- First appearance: Tristan; c. 12th century;
- Created by: Gottfried von Strassburg

In-universe information
- Species: Dog
- Family: Duke Gilan; Tristan; Iseult;
- Origin: Avalon

= Petitcrieu =

Dog from Arthurian legend

Petitcrieu, alternatively spelled Petitcreiu, Petitcru, or Pticru, is a legendary magical dog from Arthurian legend present in the chivalric romance of Tristan and Iseult.

==In Arthurian legend==
In Gottfried von Strassburg's Tristan, Petitcrieu was a magical fairy dog from Avalon owned by Duke Gilan of Wales, given to him by a goddess as a token of love. When Tristan visited Gilan after having been exiled from Cornwall, the Duke sent Petitcrieu to cheer up his guest. Petitcrieu was indescribably beautiful and multicolored, and wore a magical golden bell on its collar. The bell had a sweet-sounding ring that made anybody who heard it feel happy. The dog could not move or resist, and had to be carried from place to place and accept whatever treatment it received. In addition, it had no appetite and was incapable of eating.

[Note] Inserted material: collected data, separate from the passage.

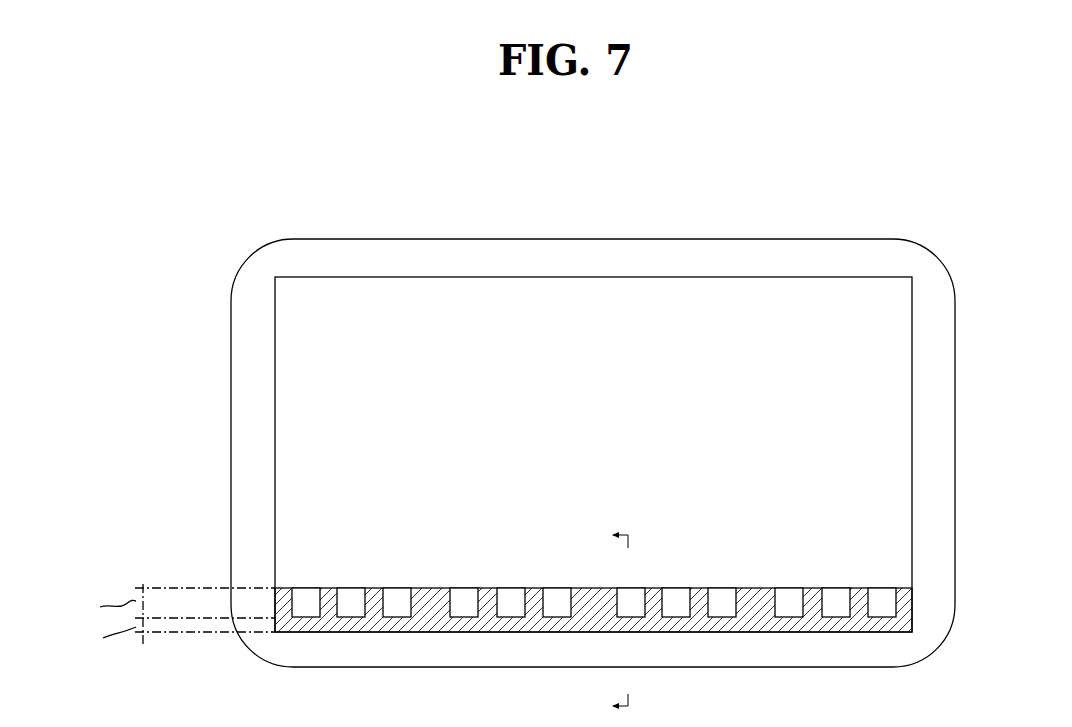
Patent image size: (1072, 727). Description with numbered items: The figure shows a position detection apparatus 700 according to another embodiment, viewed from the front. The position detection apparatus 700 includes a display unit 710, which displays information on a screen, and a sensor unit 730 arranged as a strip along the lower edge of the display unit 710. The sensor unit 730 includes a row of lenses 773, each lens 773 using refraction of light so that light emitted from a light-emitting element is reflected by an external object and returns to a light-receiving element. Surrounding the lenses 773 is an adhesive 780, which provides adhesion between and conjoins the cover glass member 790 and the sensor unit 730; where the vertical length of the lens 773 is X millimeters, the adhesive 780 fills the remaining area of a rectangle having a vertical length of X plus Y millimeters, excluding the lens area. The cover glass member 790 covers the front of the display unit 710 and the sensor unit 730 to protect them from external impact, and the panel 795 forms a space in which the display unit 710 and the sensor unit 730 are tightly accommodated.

The position detection apparatus 700 is at (602, 228).
The display unit 710 is at (275, 369).
The sensor unit 730 is at (535, 636).
The lens 773 is at (305, 608).
The adhesive 780 is at (430, 622).
The cover glass member 790 is at (892, 387).
The panel 795 is at (493, 653).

Tristan made a deal with the Duke that if he killed the giant Urgan, he would receive any reward of his choosing. Upon completing his task, Tristan took Petitcrieu and gave it to Iseult so that she would be happy forever, but she removed the magic bell and threw it into the sea so that she would feel her genuine emotions without having them masked by magic. Without the bell, Petitcrieu could no longer erase Iseult's sorrow, but was able to be her companion in both sorrow and joy.

==Literary analysis==
In a 1992 article in the journal Colloquia Germanica, Aaron E. Wright argues the Petitcrieu is not actually a dog in Tristan, but rather an inanimate object, as evidenced by the character's unnatural coloration, lack of energy or appetite, and how other characters treat it. In addition, Petitcrieu is referred to by the neuter German pronoun ez (es), equivalent to the English pronoun it, rather than the masculine terms typically used for dogs in German. Wright argues that Petitcrieu may be a fanciful taxidermy dog or an automaton, but is most likely a metaphorical representation of a piece of literature or poetry.

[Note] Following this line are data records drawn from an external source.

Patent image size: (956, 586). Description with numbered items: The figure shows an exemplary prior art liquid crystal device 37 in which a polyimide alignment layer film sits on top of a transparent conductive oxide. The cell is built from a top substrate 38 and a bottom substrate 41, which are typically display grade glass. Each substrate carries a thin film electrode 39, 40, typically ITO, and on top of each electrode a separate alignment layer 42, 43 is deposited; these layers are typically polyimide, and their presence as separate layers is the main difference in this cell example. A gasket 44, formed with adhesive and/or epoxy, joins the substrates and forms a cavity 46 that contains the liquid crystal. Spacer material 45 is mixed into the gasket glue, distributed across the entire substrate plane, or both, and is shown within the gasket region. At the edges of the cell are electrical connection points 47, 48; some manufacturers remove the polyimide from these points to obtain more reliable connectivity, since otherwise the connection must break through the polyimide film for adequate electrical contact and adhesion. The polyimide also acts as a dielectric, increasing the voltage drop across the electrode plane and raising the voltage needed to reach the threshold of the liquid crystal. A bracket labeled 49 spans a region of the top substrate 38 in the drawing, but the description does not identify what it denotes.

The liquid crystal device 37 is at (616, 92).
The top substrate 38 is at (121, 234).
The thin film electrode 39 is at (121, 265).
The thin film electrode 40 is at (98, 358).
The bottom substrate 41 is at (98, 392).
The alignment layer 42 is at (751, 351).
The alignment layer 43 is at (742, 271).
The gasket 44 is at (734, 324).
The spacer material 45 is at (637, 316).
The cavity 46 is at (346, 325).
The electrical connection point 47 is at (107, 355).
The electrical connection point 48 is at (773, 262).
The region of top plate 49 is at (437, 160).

In a 2015 article in Mediaevistik, Christopher R. Clarkson similarly writes that Petitcrieu is a metaphorical representation of art as a distraction. More specifically, he argues that Petitcrieu serves as an aesthetic distraction from the sorrow that the lovers in the romance feel. By rejecting Petitcrieu's magic, Iseult is able to authentically love Tristan, even in his absence.